The BBC reported three more people were killed on Tuesday, bringing the death toll to at least 22. Protesters in Kathmandu stormed and set fire to the Singha Durbar—which houses the Nepalese Parliament and several government ministries—as well as the home of Oli, who was serving his third nonconsecutive term and said he resigned "in order to take further steps towards a political solution."
Video recordings posted on social media show protesters chasing and assaulting Finance Minister Bishnu Paudel, who is seen stripped to his underwear and dragged through a street. Another video shows bank notes raining from the sky as demonstrators set Energy Minister Deepak Khadka's home on fire.
Yet another video posted on social media shows Foreign Minister Arju Rana Deuba and her husband, former Prime Minister and Nepali Congress President Sher Bahadur Deuba, bloodied after their home was attacked and burned. The home of Jhala Nath Khanal, another former prime minister, was also torched. Khanal's wife, Ravi Laxmi Chitrakar, was inside the house at the time and was severely burned, according to The New York Times.

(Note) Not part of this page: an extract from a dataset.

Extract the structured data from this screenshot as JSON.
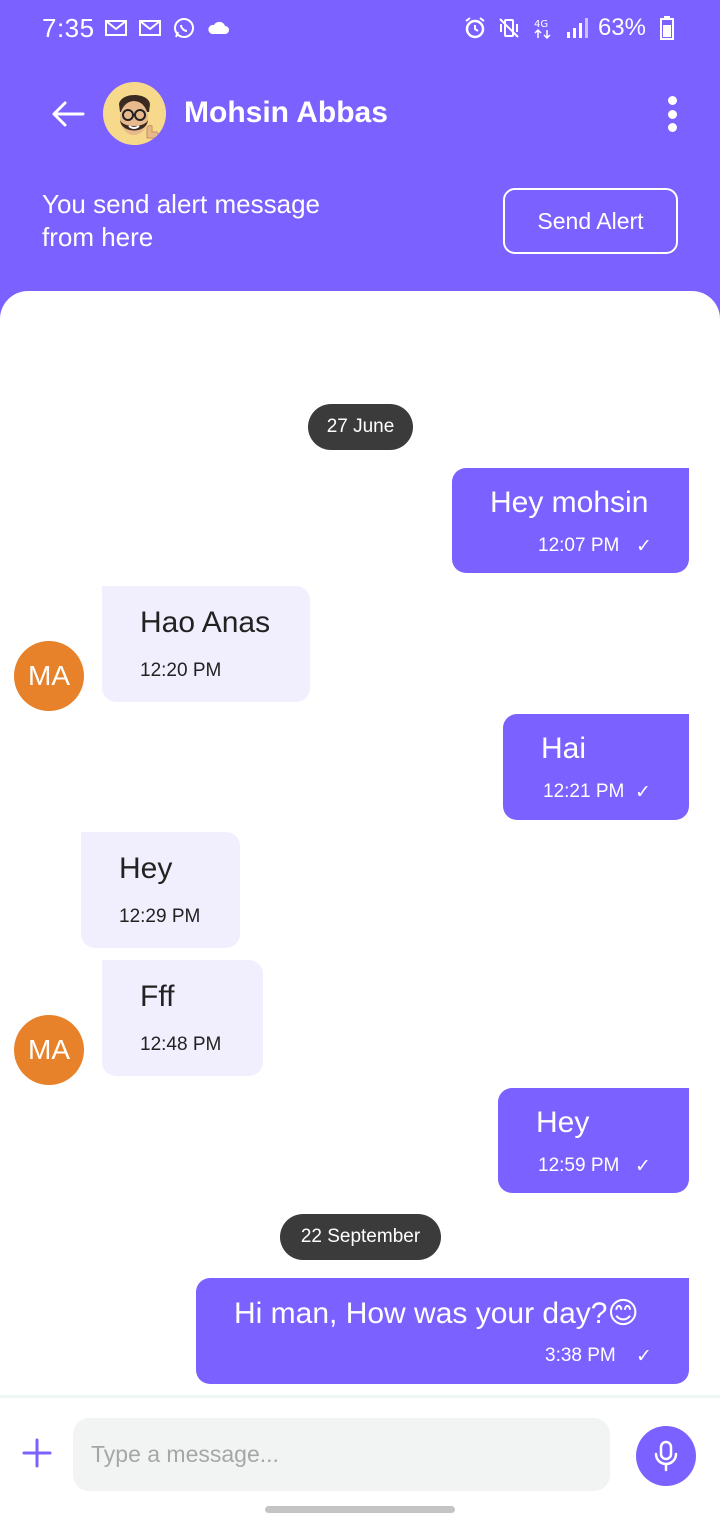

The Condition of four time PM of Nepal @SherBDeuba and his wife curent foreign minister Arju Deuba Rana pic.twitter.com/BxrQUm9QBs
— IN- Depth Story (@in_depthstory) September 9, 2025
The demonstrations, now in their second day, were sparked by growing outrage over government corruption and impunity, pervasive nepotism personified by the "nepo-kid" children of powerful officials, and the September 4 nationwide ban on 26 social media platforms including Facebook, Instagram, LinkedIn, Reddit, WhatsApp, X, and YouTube.
The ban came after the companies missed a government-imposed registration deadline. Some social media platforms, such as Nimbuzz, TikTok, Viber, and WeTalk registered in time and were allowed to remain in operation.
Critics, who include Kathmandu Mayor Balen Shah—a 35-year-old rapper-turned-politician who many believe could be a future prime minister—called the ban an attack on free expression and businesses that depend on social media for sales and marketing.
Although the government subsequently lifted the ban amid the nascent protests, the move came too late—and, critically, the social media proscription was only part of the problem.
"It's shameful to see international media framing Nepal's Gen-Z protest as merely against the social media ban. That's not what it is about," Nepalese physicist Sunny Labh wrote Monday on social media. "The protest was—and still is—against a corrupt system, unchecked government privileges, and years of exploitation. Reducing it to just the ban is dishonest and insulting to the movement."
One student protester in Kathmandu told The New Indian Express: "We are not fighting Oli, we are fighting Oli-ism—the system that rewards loyalty over competence, wealth over work, and silence over truth."
Satish Mandal, a 26-year-old protester in the capital, told the BBC that "Nepal is being corrupted day by day."
"In every sector, especially in heath and education, corruption is increasing," he added. "Students are being killed by police... We would like to request that the government of Nepal stand down."
It is unclear who will be Nepal's next prime minister. On Tuesday, the army issued a statement saying it would secure law and order, starting at 10:00 pm local time.
International human rights defenders condemned the deadly crackdown.
"We call on the authorities to respect and ensure the rights of peaceful assembly and freedom of expression," United Nations Human Rights Office spokesperson Ravina Shamdasani said in a statement Monday. "All security forces must comply with the basic principles on the use of force and firearms by law enforcement officials."
"Nepal enjoys a lively democracy and active civic space, and dialogue is the best means to address young people's concerns," Shamdasani added. "We urge reconsideration of measures to regulate social media to ensure they comply with Nepal's human rights obligations."
Amnesty International Nepal director Nirajan Thapaliya said Monday that "the protestors have a right to peacefully protest and express their frustration and outrage against corruption and the government's restriction on the right to freedom of expression including the social media ban in Nepal."
"It is the obligation of Nepali authorities to respect this right in line with its commitments under international law as well as its own constitution and protect all protesters from further harm," Thapaliya added. "The government must genuinely listen to the legitimate demands of the youth to end corruption, deliver accountability, and ensure civil liberties instead of meting out such reckless violence against them."